In the last couple week, flip flopping has been a popular topic. From Presidential candidate John Kerry being ridiculed by George W.’s campaign to Richard Clarke sometimes seeming to talk from both sides of his mouth down to former NY Times editor Howell Raines now deciding that there are big problems at the paper after supporting it time and time again.
Now I understand that in Raines’ former role at the Times he had to keep on the company face, so to say, but let’s be realistic - you’re in journalism, you’re at the highest profile newspaper in this country and possibly a good portion of the world, and you don’t expect people to know what’s really going on?
The Agonist leads us to Paul Colford’s “Raines tears into The Times” in the New York Daily News, which covers the much ballyhooed monster article in the May issue of Atlantic Monthly. In it, Raines takes some potshots - probably all legitimately - at editors and the politics at the Times as a whole. But I take issue with some of the things he has to say - which seem to be countering things he said at earlier times.
He mentions the “calcified front page” that he inherited from predecessor Joseph Lelyveld and says senior editors now in place, who include successor Bill Keller, “seem to be picking their way across a minefield, having seen the destructive power of a change-resistant newsroom.”
While I would assume it would be tough to make changes at the paper, this article at TimesWatch seems to speak otherwise. In one example of a need for change managment in the newsroom, they report 2002’s comments by Jonathan Landman, who wrote in an email, “We have to stop Jayson from writing for the Times. Right now.”
Does that sound complacent?
Raines accepts responsibility “for the failure to catch” Jayson Blair - a reporter who plagiarized and fabricated stories - but claims he didn’t know about Blair’s error-prone ways until the writer left the paper.
He says no one told him.
If that’s the case, then he should bear the responsibility, because after the comments about Blair’s actions back in 2002 come out into the public eye, either someone did say something and nothing happened, or the Times culture frowns upon such suggestions by the staffers, therefore creating an unfortunate environment to have to work in.
It’s just so funny how everyone likes blasting their ex-employers once they’ve found something new and exciting to do. If only we all had 23 pages of much-talked about magazine to fill.










1 response so far ↓
1 Rep. Mark B. Cohen // Apr 15, 2004 at 12:24 am
In reviewing Howell Raines’ Atlantic article for bopnotes.com, I found myself getting angrier and angrier at Raines as I thought about what he had written. His focus on demographics undermined the core mission of the Times: journalistic excellence on important public issues. While he was giving us the play by play on Jayson Blair and the demographics wars, he totally ignored the buildup and beginning of our war in Iraq–by far the most important event of his editorship.

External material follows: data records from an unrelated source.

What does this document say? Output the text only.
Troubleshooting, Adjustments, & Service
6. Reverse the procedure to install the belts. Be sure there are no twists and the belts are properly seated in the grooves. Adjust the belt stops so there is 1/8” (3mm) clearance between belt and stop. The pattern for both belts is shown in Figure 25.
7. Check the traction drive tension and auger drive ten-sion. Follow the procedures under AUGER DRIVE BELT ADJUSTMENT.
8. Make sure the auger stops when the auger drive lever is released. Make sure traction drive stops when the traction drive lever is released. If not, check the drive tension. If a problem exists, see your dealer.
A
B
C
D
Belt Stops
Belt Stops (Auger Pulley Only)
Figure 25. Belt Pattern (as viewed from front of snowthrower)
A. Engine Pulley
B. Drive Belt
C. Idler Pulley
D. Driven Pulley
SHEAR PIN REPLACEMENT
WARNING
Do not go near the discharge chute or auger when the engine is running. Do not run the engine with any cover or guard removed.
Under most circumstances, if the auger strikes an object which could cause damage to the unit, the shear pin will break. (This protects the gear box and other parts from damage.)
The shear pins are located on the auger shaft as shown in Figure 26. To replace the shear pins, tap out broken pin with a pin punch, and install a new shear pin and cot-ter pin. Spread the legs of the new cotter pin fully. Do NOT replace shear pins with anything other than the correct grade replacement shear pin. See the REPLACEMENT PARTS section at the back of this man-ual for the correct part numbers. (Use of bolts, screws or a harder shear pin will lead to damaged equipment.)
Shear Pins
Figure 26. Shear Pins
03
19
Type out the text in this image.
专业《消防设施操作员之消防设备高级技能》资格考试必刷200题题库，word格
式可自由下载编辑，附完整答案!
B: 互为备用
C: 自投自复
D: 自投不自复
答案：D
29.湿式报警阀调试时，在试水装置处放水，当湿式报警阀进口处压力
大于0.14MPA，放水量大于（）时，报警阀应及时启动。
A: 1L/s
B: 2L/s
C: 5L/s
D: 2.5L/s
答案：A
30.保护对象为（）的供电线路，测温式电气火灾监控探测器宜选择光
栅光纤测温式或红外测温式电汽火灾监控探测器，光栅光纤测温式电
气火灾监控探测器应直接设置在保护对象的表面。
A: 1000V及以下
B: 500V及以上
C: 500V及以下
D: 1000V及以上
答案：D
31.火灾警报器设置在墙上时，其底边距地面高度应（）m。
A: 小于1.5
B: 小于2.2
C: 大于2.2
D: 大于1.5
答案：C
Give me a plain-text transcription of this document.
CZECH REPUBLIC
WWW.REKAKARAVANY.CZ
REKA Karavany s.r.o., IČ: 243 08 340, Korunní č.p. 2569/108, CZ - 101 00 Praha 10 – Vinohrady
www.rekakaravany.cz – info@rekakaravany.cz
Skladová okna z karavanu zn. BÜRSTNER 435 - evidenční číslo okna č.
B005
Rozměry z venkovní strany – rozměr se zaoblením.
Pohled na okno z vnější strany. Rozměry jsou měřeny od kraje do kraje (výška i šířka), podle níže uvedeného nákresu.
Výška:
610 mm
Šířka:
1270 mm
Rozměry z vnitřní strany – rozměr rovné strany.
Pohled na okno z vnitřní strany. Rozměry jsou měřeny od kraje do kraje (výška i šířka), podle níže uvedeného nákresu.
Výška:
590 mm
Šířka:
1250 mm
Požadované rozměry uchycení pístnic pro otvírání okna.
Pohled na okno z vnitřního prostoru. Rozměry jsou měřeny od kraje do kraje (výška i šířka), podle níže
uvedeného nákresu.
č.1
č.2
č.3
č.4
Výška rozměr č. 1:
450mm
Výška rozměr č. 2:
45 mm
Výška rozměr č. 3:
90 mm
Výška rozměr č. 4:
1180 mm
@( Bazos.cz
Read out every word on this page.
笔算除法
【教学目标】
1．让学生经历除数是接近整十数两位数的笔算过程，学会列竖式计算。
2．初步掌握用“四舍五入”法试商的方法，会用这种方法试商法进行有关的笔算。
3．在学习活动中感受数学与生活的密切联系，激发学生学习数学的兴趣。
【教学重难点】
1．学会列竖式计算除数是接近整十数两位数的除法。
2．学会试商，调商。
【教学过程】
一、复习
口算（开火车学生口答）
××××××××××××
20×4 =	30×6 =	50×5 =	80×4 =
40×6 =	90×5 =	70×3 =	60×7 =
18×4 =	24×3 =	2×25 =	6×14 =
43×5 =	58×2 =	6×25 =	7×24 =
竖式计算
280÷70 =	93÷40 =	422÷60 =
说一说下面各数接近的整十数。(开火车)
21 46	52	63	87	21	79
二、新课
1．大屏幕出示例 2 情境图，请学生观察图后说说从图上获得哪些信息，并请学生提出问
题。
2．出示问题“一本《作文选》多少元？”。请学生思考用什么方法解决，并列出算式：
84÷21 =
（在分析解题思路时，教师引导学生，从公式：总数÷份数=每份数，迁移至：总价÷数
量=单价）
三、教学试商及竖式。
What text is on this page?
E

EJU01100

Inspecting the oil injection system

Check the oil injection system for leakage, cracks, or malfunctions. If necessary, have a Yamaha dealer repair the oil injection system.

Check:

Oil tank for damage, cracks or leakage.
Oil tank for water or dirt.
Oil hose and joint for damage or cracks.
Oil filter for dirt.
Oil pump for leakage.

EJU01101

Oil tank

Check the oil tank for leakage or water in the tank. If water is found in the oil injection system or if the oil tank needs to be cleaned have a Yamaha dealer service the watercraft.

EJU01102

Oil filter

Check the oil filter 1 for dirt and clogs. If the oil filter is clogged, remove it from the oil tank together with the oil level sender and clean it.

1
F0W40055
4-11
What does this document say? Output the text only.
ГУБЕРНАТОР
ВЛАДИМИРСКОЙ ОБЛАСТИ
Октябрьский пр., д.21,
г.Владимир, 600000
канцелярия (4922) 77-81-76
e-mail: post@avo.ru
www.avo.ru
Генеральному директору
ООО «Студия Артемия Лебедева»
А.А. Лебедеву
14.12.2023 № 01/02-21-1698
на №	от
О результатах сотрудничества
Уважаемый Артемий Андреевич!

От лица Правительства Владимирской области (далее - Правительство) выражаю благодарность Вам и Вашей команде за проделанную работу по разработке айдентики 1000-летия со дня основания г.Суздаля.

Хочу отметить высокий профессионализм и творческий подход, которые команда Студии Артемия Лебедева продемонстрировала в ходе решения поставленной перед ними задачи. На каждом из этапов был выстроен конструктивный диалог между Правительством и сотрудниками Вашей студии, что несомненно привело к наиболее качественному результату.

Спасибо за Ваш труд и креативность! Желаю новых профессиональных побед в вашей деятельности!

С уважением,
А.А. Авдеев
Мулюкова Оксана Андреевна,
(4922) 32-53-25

He is a brilliant man, and a great writer. But he misses what is vitally important, obsesses about transitory events, denigrates those whose support he needs and who have dedicated their lives to quality journalism.
There are undoubtedly many roles he has filled well and will fill well, but his account makes clear that Sulzburger had reasons to let him go, despite a general culture of not not firing people.